Bishop Edwin takes up the theme of the Lord’s Sonship, the very accusation which was to bring about his death.

“HE HAS CLAIMED TO BE THE SON OF GOD”.

The Jews charged Jesus before Pilate with claiming to be Son of God. He had found no case for Jesus to answer, but they replied that it was the Jewish law he had transgressed, and the punishment for claiming to be God’s Son was execution. In the past they had tried this same charge. They fetched stones to stone him, so Jesus said to them, “I have done many good works for you to see, works from my Father. for which of these are you stoning me?” The Jews answered him, “We are not stoning you for doing a good work, but for blasphemy; you are only a man and you claim to be God”.’ Just as Jesus answered from Scripture when Satan tempted him, so on this occasion he answers his accusers from Scripture.
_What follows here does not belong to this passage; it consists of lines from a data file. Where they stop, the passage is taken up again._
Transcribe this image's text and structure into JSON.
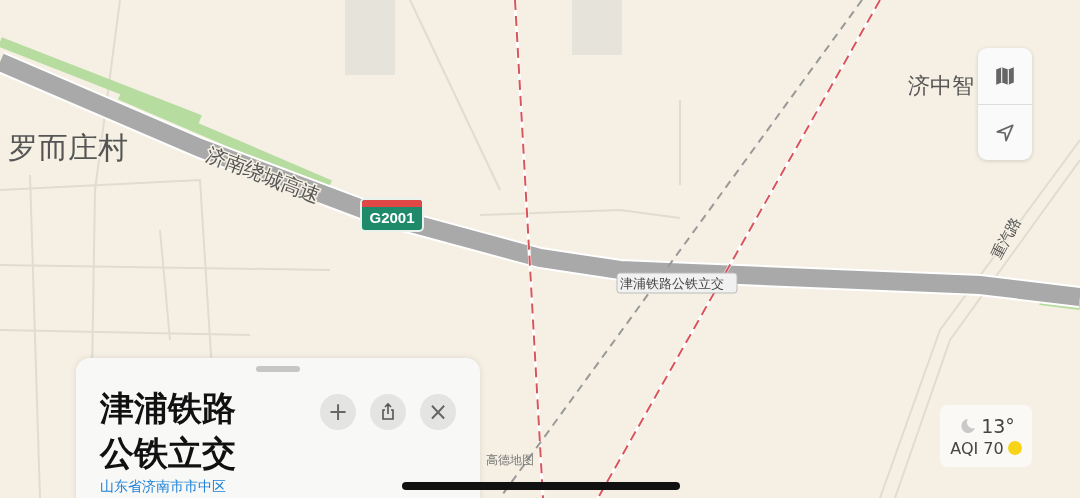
{
  "map": {
    "labels": [
      {
        "kind": "place",
        "text": "罗而庄村"
      },
      {
        "kind": "road",
        "text": "济南绕城高速"
      },
      {
        "kind": "place",
        "text": "济中智"
      },
      {
        "kind": "road",
        "text": "重汽路"
      },
      {
        "kind": "junction",
        "text": "津浦铁路公铁立交"
      },
      {
        "kind": "attribution",
        "text": "高德地图"
      }
    ],
    "shield": {
      "text": "G2001"
    }
  },
  "controls": [
    {
      "kind": "map-mode"
    },
    {
      "kind": "locate"
    }
  ],
  "weather": {
    "temperature": "13°",
    "aqi": "AQI 70",
    "aqi_dot": {
      "color": "#f7d417"
    }
  },
  "sheet": {
    "title_lines": [
      "津浦铁路",
      "公铁立交"
    ],
    "subtitle": "山东省济南市市中区",
    "actions": [
      "+",
      "×"
    ]
  }
}
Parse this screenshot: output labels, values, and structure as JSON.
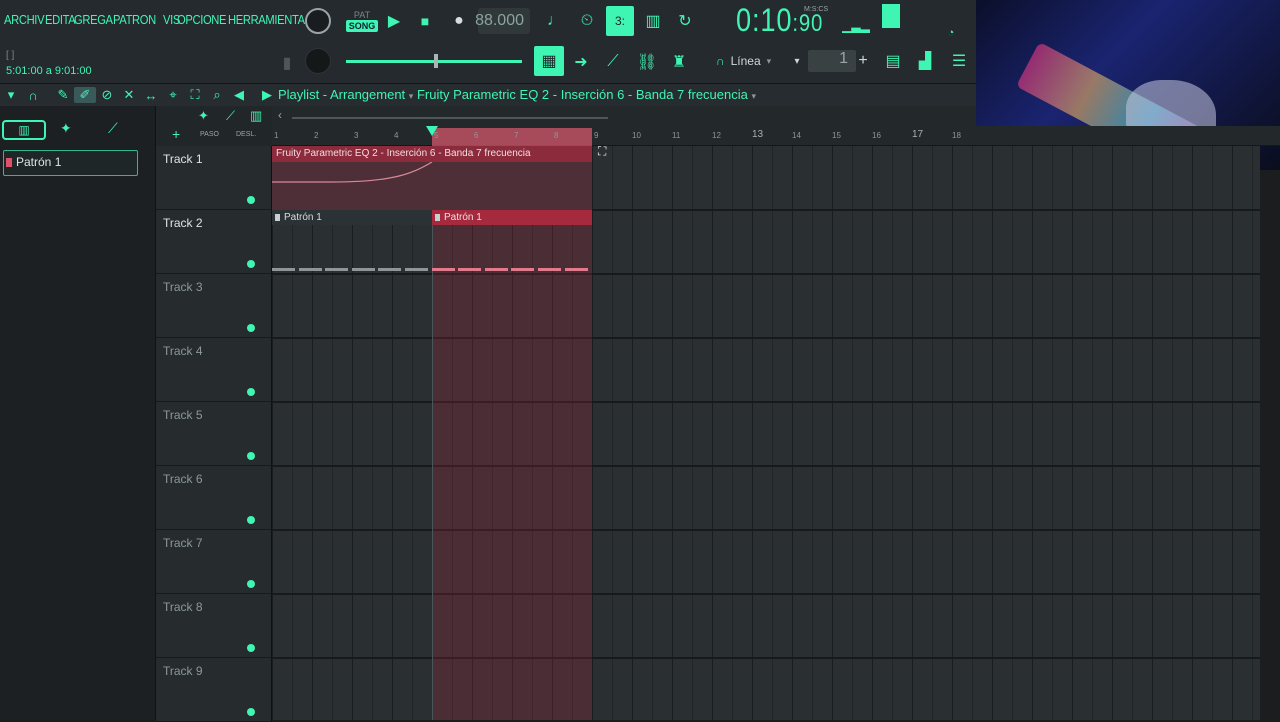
{
  "menu": [
    "ARCHIV",
    "EDITA",
    "GREGA",
    "PATRON",
    "VIS",
    "OPCIONE",
    "HERRAMIENTA"
  ],
  "transport": {
    "pat_label": "PAT",
    "song_label": "SONG",
    "tempo": "88.000",
    "time_main": "0:10",
    "time_cs": ":90",
    "time_format": "M:S:CS",
    "hint_bracket": "[  ]",
    "hint_range": "5:01:00 a 9:01:00",
    "snap": "Línea",
    "step_value": "1"
  },
  "playlist": {
    "title": "Playlist - Arrangement",
    "target": "Fruity Parametric EQ 2 - Inserción 6 - Banda 7 frecuencia"
  },
  "picker": {
    "pattern": "Patrón 1"
  },
  "header": {
    "paso": "PASO",
    "desl": "DESL."
  },
  "ruler": [
    "1",
    "2",
    "3",
    "4",
    "5",
    "6",
    "7",
    "8",
    "9",
    "10",
    "11",
    "12",
    "13",
    "14",
    "15",
    "16",
    "17",
    "18"
  ],
  "tracks": [
    {
      "name": "Track 1",
      "active": true
    },
    {
      "name": "Track 2",
      "active": true
    },
    {
      "name": "Track 3",
      "active": false
    },
    {
      "name": "Track 4",
      "active": false
    },
    {
      "name": "Track 5",
      "active": false
    },
    {
      "name": "Track 6",
      "active": false
    },
    {
      "name": "Track 7",
      "active": false
    },
    {
      "name": "Track 8",
      "active": false
    },
    {
      "name": "Track 9",
      "active": false
    }
  ],
  "clips": {
    "automation": "Fruity Parametric EQ 2 - Inserción 6 - Banda 7 frecuencia",
    "pattern_a": "Patrón 1",
    "pattern_b": "Patrón 1"
  },
  "colors": {
    "accent": "#3ff5b4",
    "selection": "#d4556a",
    "clip_red": "#a52a3e"
  }
}
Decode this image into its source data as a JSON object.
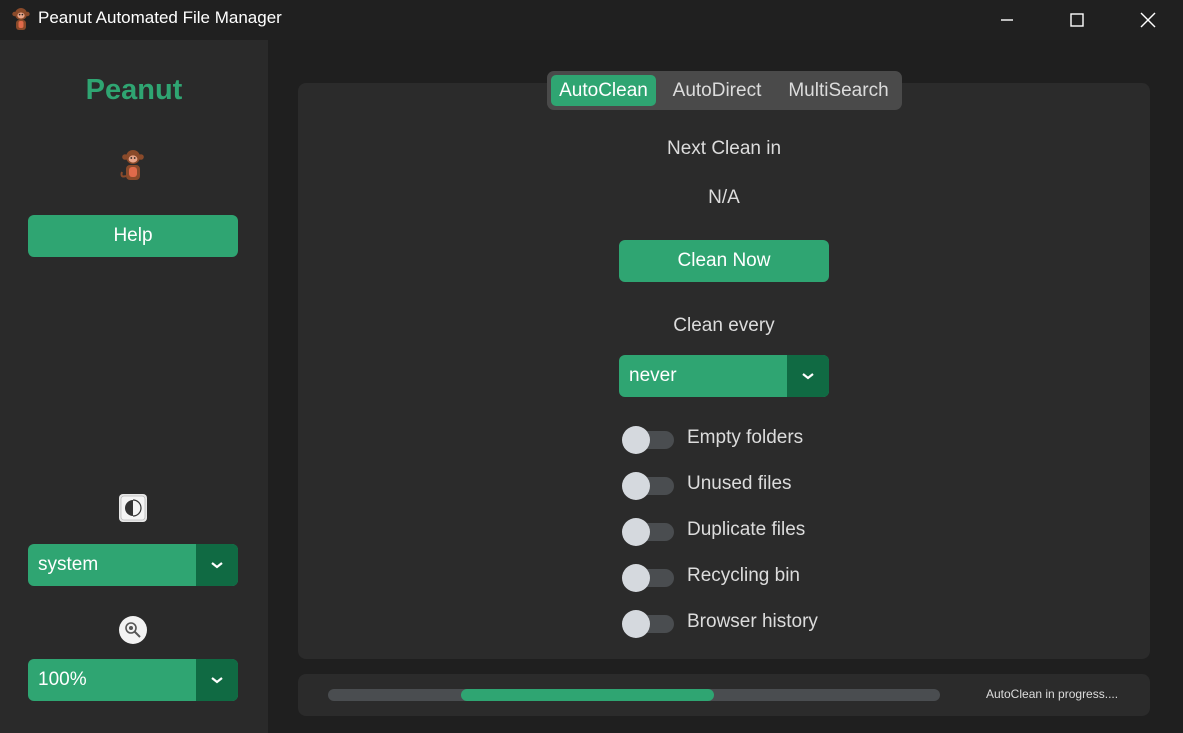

He quotes from Psalm 82, where God had addressed those he chose to be judges of his people in this way. ‘I once said, “You too are gods, sons of the Most High, all of you”.’ If God chose judges to act in his name, and could call them his sons, how much more Jesus, whom he had sent as his representative?

The proof Jesus offers them, though, is what he does. ‘You say “you are blaspheming” to someone who says “I am the Son of God”. If I am not doing my Father’s work, there is no need to believe in me. If I am doing it, then even if you refuse to believe in me, at least believe in the work I do – then you will be certain that the Father is in me and I am in the Father”.

Constantly, and especially through the Gospel of St John, the signs Jesus does point to his relationship with the Father. People may accept the evidence, or refuse it. Nathaniel calls him “Son of God” simply because he tells him “I saw you under the fig tree”. It is ridiculously slight evidence, and Jesus says he will see far greater things; heaven itself opened up, and the angels of God ascending and descending above the Son of Man. The most remarkable acceptance and rejection of Jesus as God’s son, though, occur after the healing of the man who had been blind from birth. Healed, the evidence of his own eyes makes him acknowledge Jesus. The Pharisees who have the same evidence claim that either it did not happen, or the healing must have been evil. This separation of sheep from goats, of those who accept Jesus for who he is, or reject him, is why he has come among us . “It is for judgement that I have come into this world, so that those without sight may see, and those with sight turn blind”. It is also why St John wrote his gospel, and it is immediately after Thomas’ confession “My Lord and my God” that the Evangelist sums up his Gospel, “These signs that Jesus worked are recorded so that you might believe the Jesus is the Christ, the Son of God, and that believing you may have life through his name”.